Çalıştıkça alınan para düşüyor mu?
Aylık bağlama oranı için 3 dönem olduğunu ifade etmiştik. Birinci dönem 31.12.1999 öncesi; bu dönemde aylık bağlama oranı göstergeden aylık hesaplanacaklar için 25 yıl sigortalılık süresi üzerinden ele alınırsa yüzde 76 olarak belirlenmişti. Bu dönemde 3600 gün üzerinden emekli olanların aylık bağlama oranı yüzde 70’di.
İkinci dönem 1.1.2000 ve 30.09.2008 arası. Bu dönemde aylık bağlama oranı 25 yıllık sigortalılar için yüzde 65’e geriledi. Üçüncü dönem 1.10.2008 sonrası. 25 yıl sigortası olanların aylık bağlama oranı yüzde 50’ye düşürüldü.

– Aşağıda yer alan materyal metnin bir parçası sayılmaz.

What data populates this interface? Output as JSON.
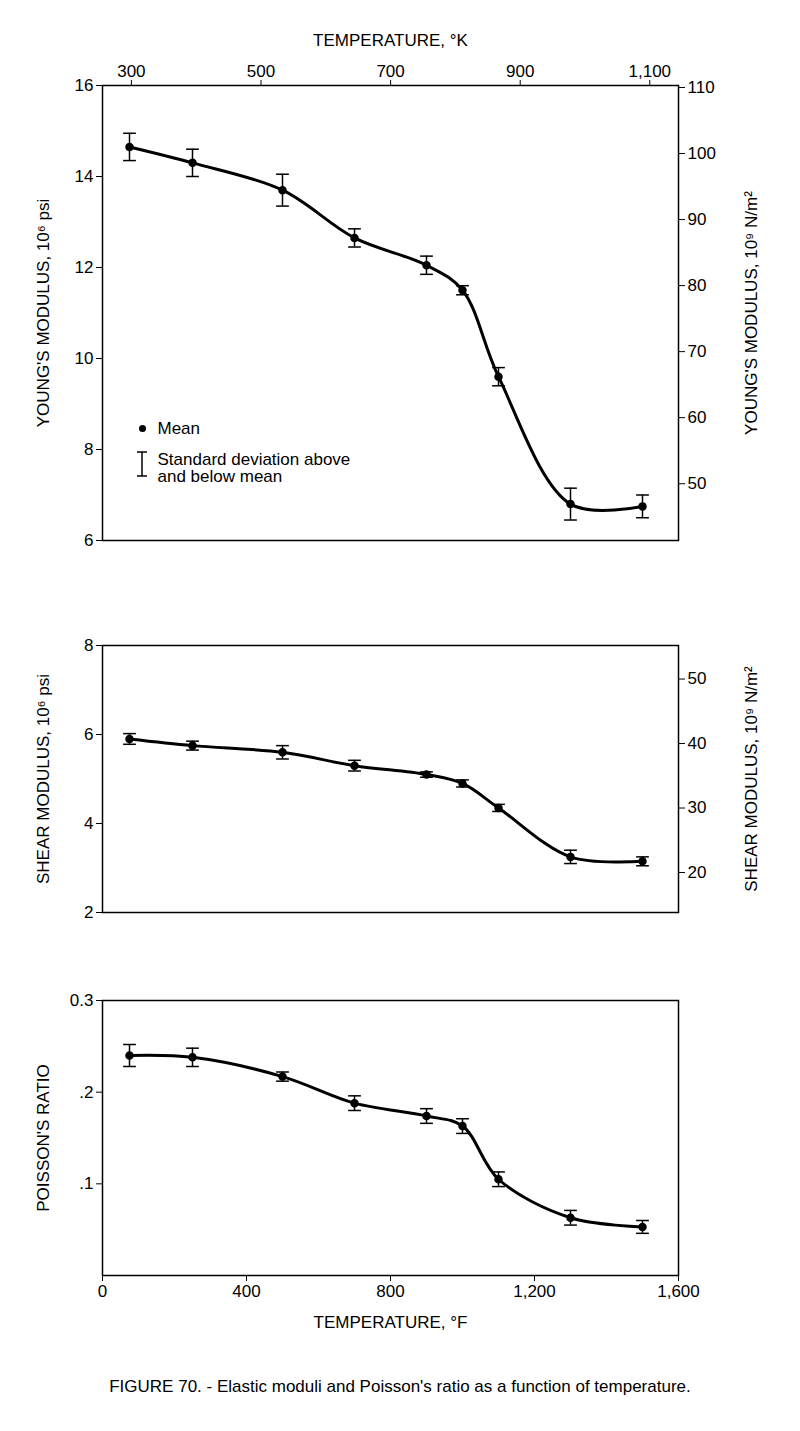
{
  "chart_data": [
    {
      "type": "line",
      "ylabel": "YOUNG'S MODULUS, 10⁶ psi",
      "y2label": "YOUNG'S MODULUS, 10⁹ N/m²",
      "x2label": "TEMPERATURE, °K",
      "x": [
        75,
        250,
        500,
        700,
        900,
        1000,
        1100,
        1300,
        1500
      ],
      "series": [
        {
          "name": "Mean",
          "error_label": "Standard deviation above and below mean",
          "color": "#000000",
          "marker": "circle",
          "line_style": "solid",
          "values": [
            14.65,
            14.3,
            13.7,
            12.65,
            12.05,
            11.5,
            9.6,
            6.8,
            6.75
          ],
          "errors": [
            0.3,
            0.3,
            0.35,
            0.2,
            0.2,
            0.1,
            0.2,
            0.35,
            0.25
          ]
        }
      ],
      "xlim": [
        0,
        1600
      ],
      "ylim": [
        6,
        16
      ],
      "yticks": [
        6,
        8,
        10,
        12,
        14,
        16
      ],
      "y2lim": [
        41.4,
        110.3
      ],
      "y2ticks": [
        50,
        60,
        70,
        80,
        90,
        100,
        110
      ],
      "x2lim": [
        255.4,
        1144.3
      ],
      "x2ticks": [
        300,
        500,
        700,
        900,
        {
          "value": 1100,
          "label": "1,100"
        }
      ],
      "legend": "left"
    },
    {
      "type": "line",
      "ylabel": "SHEAR MODULUS, 10⁶ psi",
      "y2label": "SHEAR MODULUS, 10⁹ N/m²",
      "x": [
        75,
        250,
        500,
        700,
        900,
        1000,
        1100,
        1300,
        1500
      ],
      "series": [
        {
          "color": "#000000",
          "marker": "circle",
          "line_style": "solid",
          "values": [
            5.9,
            5.75,
            5.6,
            5.3,
            5.1,
            4.9,
            4.35,
            3.25,
            3.15
          ],
          "errors": [
            0.12,
            0.1,
            0.15,
            0.12,
            0.06,
            0.08,
            0.08,
            0.15,
            0.1
          ]
        }
      ],
      "xlim": [
        0,
        1600
      ],
      "ylim": [
        2,
        8
      ],
      "yticks": [
        2,
        4,
        6,
        8
      ],
      "y2lim": [
        13.8,
        55.2
      ],
      "y2ticks": [
        20,
        30,
        40,
        50
      ]
    },
    {
      "type": "line",
      "ylabel": "POISSON'S RATIO",
      "xlabel": "TEMPERATURE, °F",
      "x": [
        75,
        250,
        500,
        700,
        900,
        1000,
        1100,
        1300,
        1500
      ],
      "series": [
        {
          "color": "#000000",
          "marker": "circle",
          "line_style": "solid",
          "values": [
            0.24,
            0.238,
            0.217,
            0.188,
            0.174,
            0.163,
            0.105,
            0.063,
            0.053
          ],
          "errors": [
            0.012,
            0.01,
            0.005,
            0.008,
            0.008,
            0.008,
            0.008,
            0.008,
            0.007
          ]
        }
      ],
      "xlim": [
        0,
        1600
      ],
      "xticks": [
        0,
        400,
        800,
        {
          "value": 1200,
          "label": "1,200"
        },
        {
          "value": 1600,
          "label": "1,600"
        }
      ],
      "ylim": [
        0,
        0.3
      ],
      "yticks": [
        {
          "value": 0.1,
          "label": ".1"
        },
        {
          "value": 0.2,
          "label": ".2"
        },
        {
          "value": 0.3,
          "label": "0.3"
        }
      ]
    }
  ],
  "caption": "FIGURE 70. - Elastic moduli and Poisson's ratio as a function of temperature."
}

Emekli aylığını yükseltmek mümkün olur mu?
Emekli aylığını düşürmeyecek aksine yükseltecek en basit çözüm prime esas kazanç tutarının yüksek gösterilmesi. Yani SGK’ya yüksek ücret seviyesinden prim yatırmak. Dolayısıyla çalışanların sık sık kendi adlarına SGK’ya yatırılan primleri takip etmeleri gerekiyor. İşverenlerinin gerçek ücretleri üzerinden prim yatırıp yatırmadığını kontrol etmek sigortalı açısından çok önemli. Aksi takdirde emeklilik vakti geldiğinde hayal kırıklıkları yaşanabilir.
Emekli aylığını yükseltecek bir diğer yöntem ise Ocak 2000 dönemi öncesi askerlik, doğum ve yurt dışı borçlanmaları. Bu dönem için borçlanma yapılırsa, bir de tavandan yani en yüksekten ödeyerek borçlanılırsa emekli aylığını yükseltmek mümkün. Askerlik borçlanmasının emekli aylığına etkisi, prim ödeme gün sayısı, askerlik yapılan dönem ve göstergeye bağlı değişiyor.